After performing a trick above the rim of a skateboard ramp, a 56 kg skateboarder lands on the ramp 3.5 m above ground level with a downward velocity of 4.0 m/s.
Ep = 0.0 J Ground level. Friction in the wheels of the skateboard and air resistance cause a loss of 9.0 × 10^2 J of mechanical energy. The skateboarder’s speed at the bottom of the ramp will be_____m/s.?
potential energy = m g h = 56*9.81 * 3.5
kinetic energy = (1/2) m v^2 = 28*16
sum to get total energy at top
kinetic energy at bottom = (1/2)m v^2
= total energy at top - 900
To find the skateboarder's speed at the bottom of the ramp, we need to use the principle of conservation of mechanical energy. The total mechanical energy, E, of the skateboarder is the sum of his potential energy, Ep, and his kinetic energy, Ek, at any given point.
E = Ep + Ek
At the top of the ramp, the skateboarder has only potential energy since he is not moving horizontally. The potential energy can be calculated using the formula:
Ep = m * g * h
where m is the mass of the skateboarder, g is the acceleration due to gravity (approximately 9.8 m/s^2), and h is the height above the ground.
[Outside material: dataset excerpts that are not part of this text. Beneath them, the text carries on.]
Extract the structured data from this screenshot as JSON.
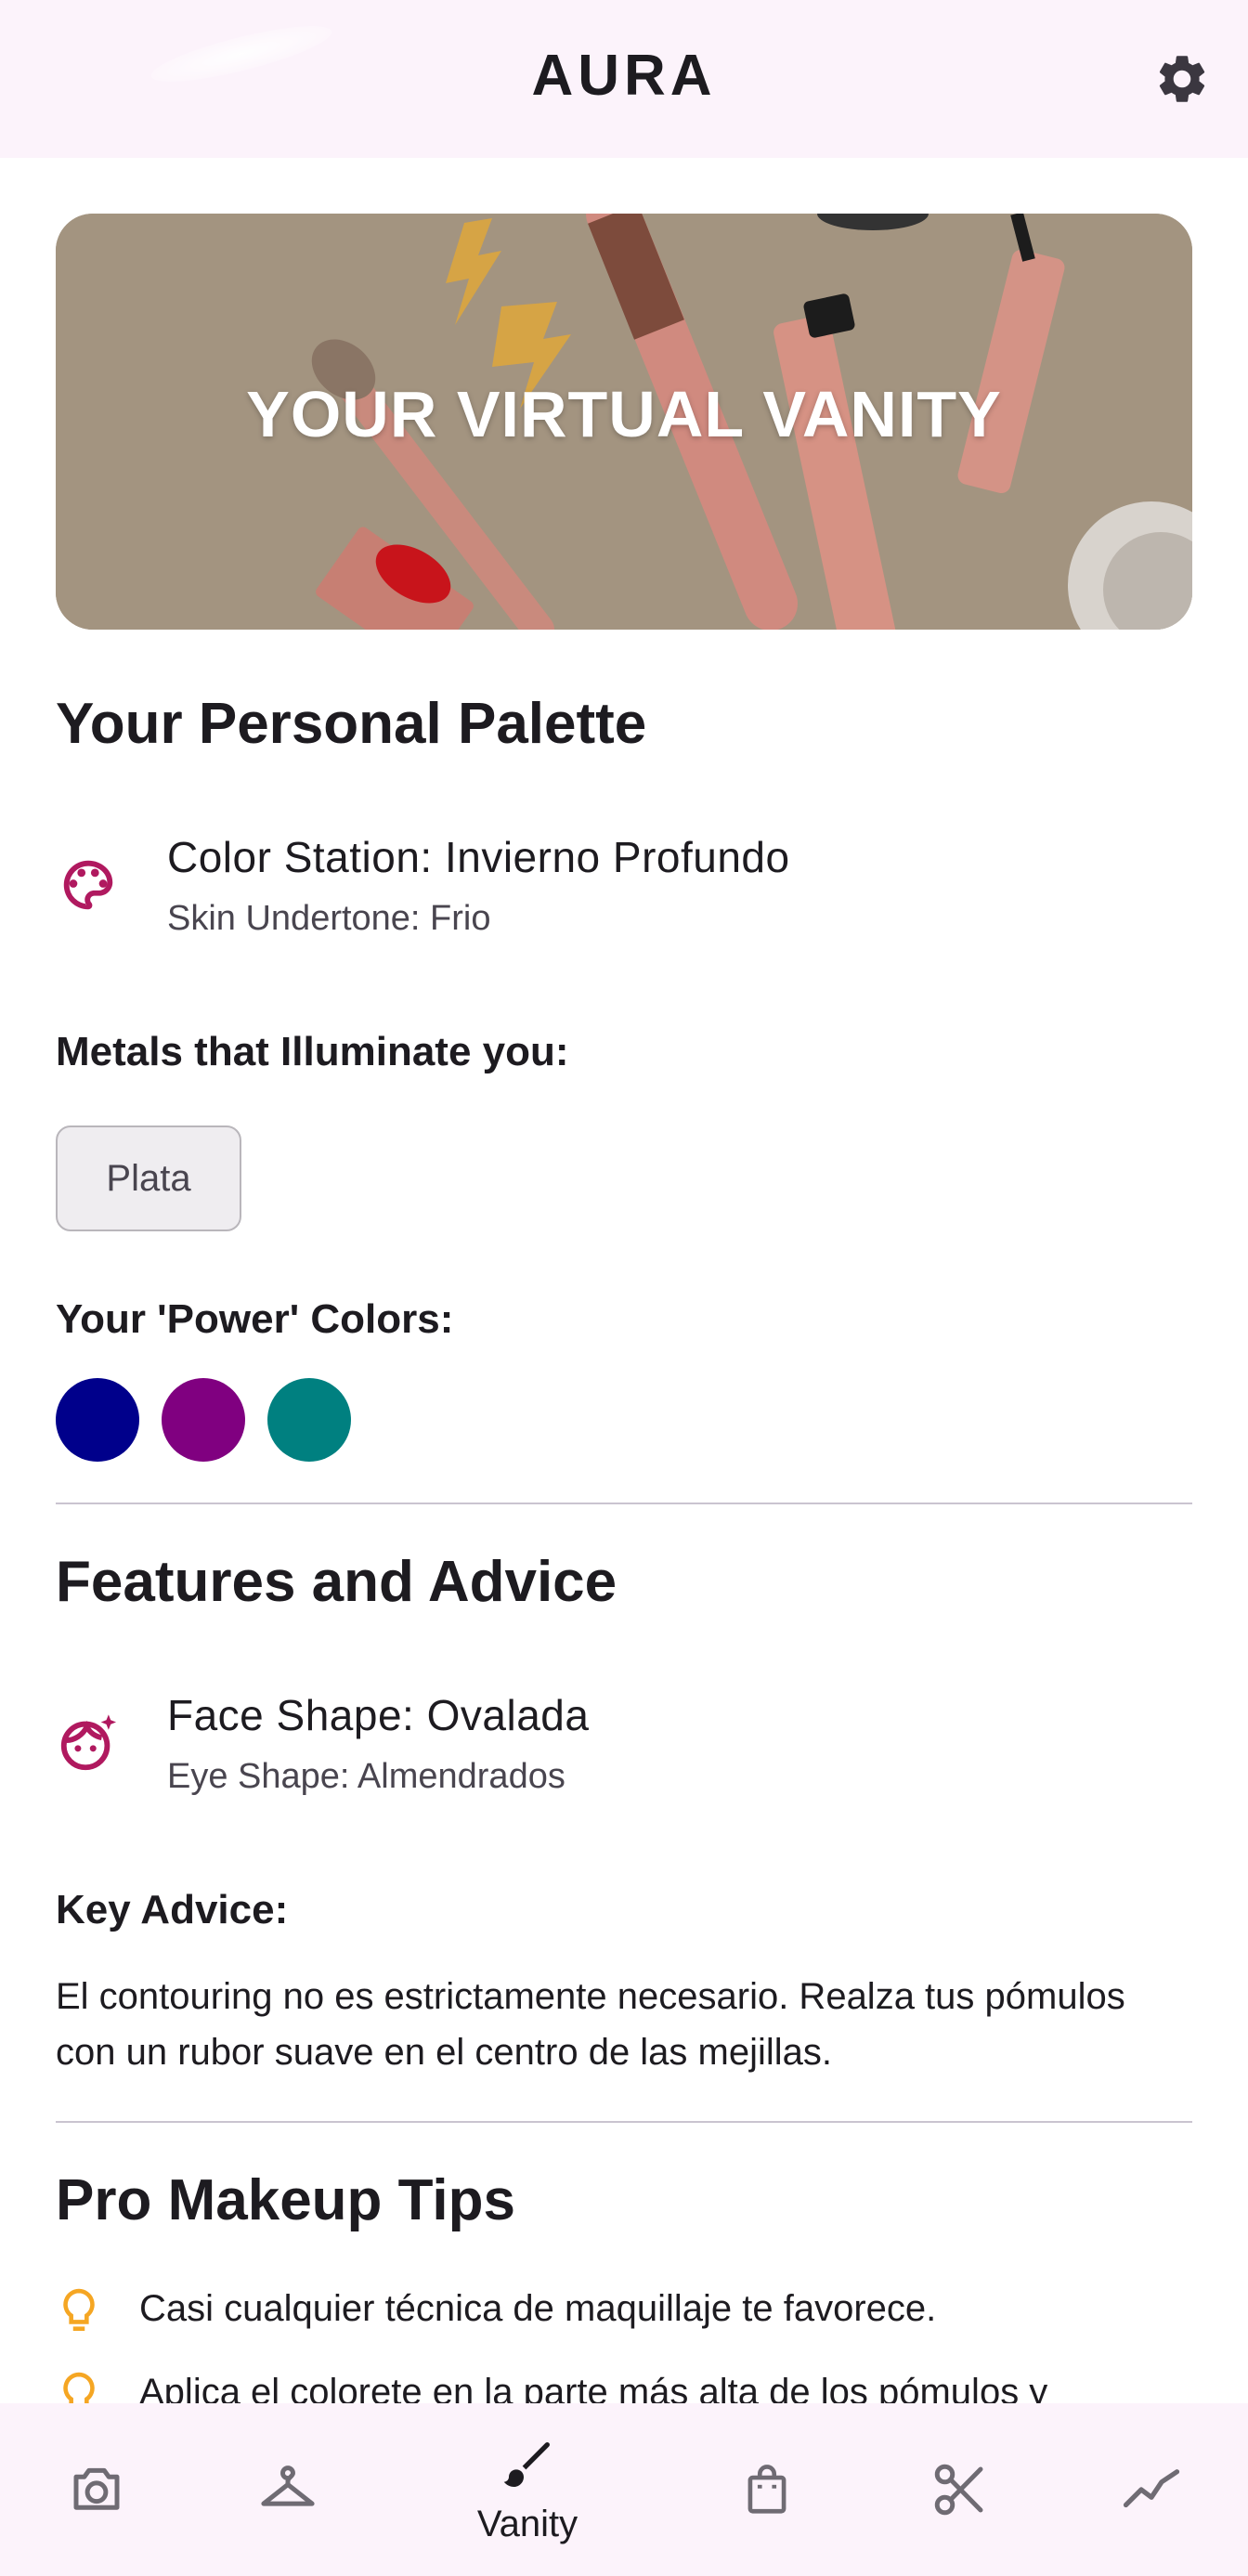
{
  "app_bar": {
    "title": "AURA",
    "settings_icon": "gear-icon"
  },
  "hero": {
    "title": "YOUR VIRTUAL VANITY"
  },
  "palette": {
    "section_title": "Your Personal Palette",
    "color_station": "Color Station: Invierno Profundo",
    "undertone": "Skin Undertone: Frio",
    "metals_label": "Metals that Illuminate you:",
    "metal_chip": "Plata",
    "power_colors_label": "Your 'Power' Colors:",
    "power_colors": [
      "#00008b",
      "#800080",
      "#008080"
    ]
  },
  "features": {
    "section_title": "Features and Advice",
    "face_shape": "Face Shape: Ovalada",
    "eye_shape": "Eye Shape: Almendrados",
    "key_advice_label": "Key Advice:",
    "key_advice_text": "El contouring no es estrictamente necesario. Realza tus pómulos con un rubor suave en el centro de las mejillas."
  },
  "tips": {
    "section_title": "Pro Makeup Tips",
    "items": [
      "Casi cualquier técnica de maquillaje te favorece.",
      "Aplica el colorete en la parte más alta de los pómulos y"
    ]
  },
  "nav": {
    "active_label": "Vanity",
    "items": [
      "camera-icon",
      "hanger-icon",
      "brush-icon",
      "shopping-bag-icon",
      "scissors-icon",
      "trending-icon"
    ]
  },
  "colors": {
    "accent": "#b0195f",
    "tip_icon": "#f5a623",
    "app_bar_bg": "#fcf3fb"
  }
}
Ep = 56 kg * 9.8 m/s^2 * 3.5 m
Ep = 1916.8 J
Since there is a loss of 900 J of mechanical energy due to friction and air resistance, we can calculate the final kinetic energy, Ek, at the bottom of the ramp by subtracting the loss from the initial mechanical energy:
Ek = E - loss
Ek = 1916.8 J - 900 J
Ek = 1016.8 J
The kinetic energy can also be expressed as:
Ek = 1/2 * m * v^2
where m is the mass of the skateboarder and v is his velocity.
To find the skateboarder's speed, we can rearrange the equation:
v = √(2 * Ek / m)
v = √(2 * 1016.8 J / 56 kg)
v ≈ √(36.3 m^2/s^2)
v ≈ 6.0 m/s
Therefore, the skateboarder's speed at the bottom of the ramp will be approximately 6.0 m/s.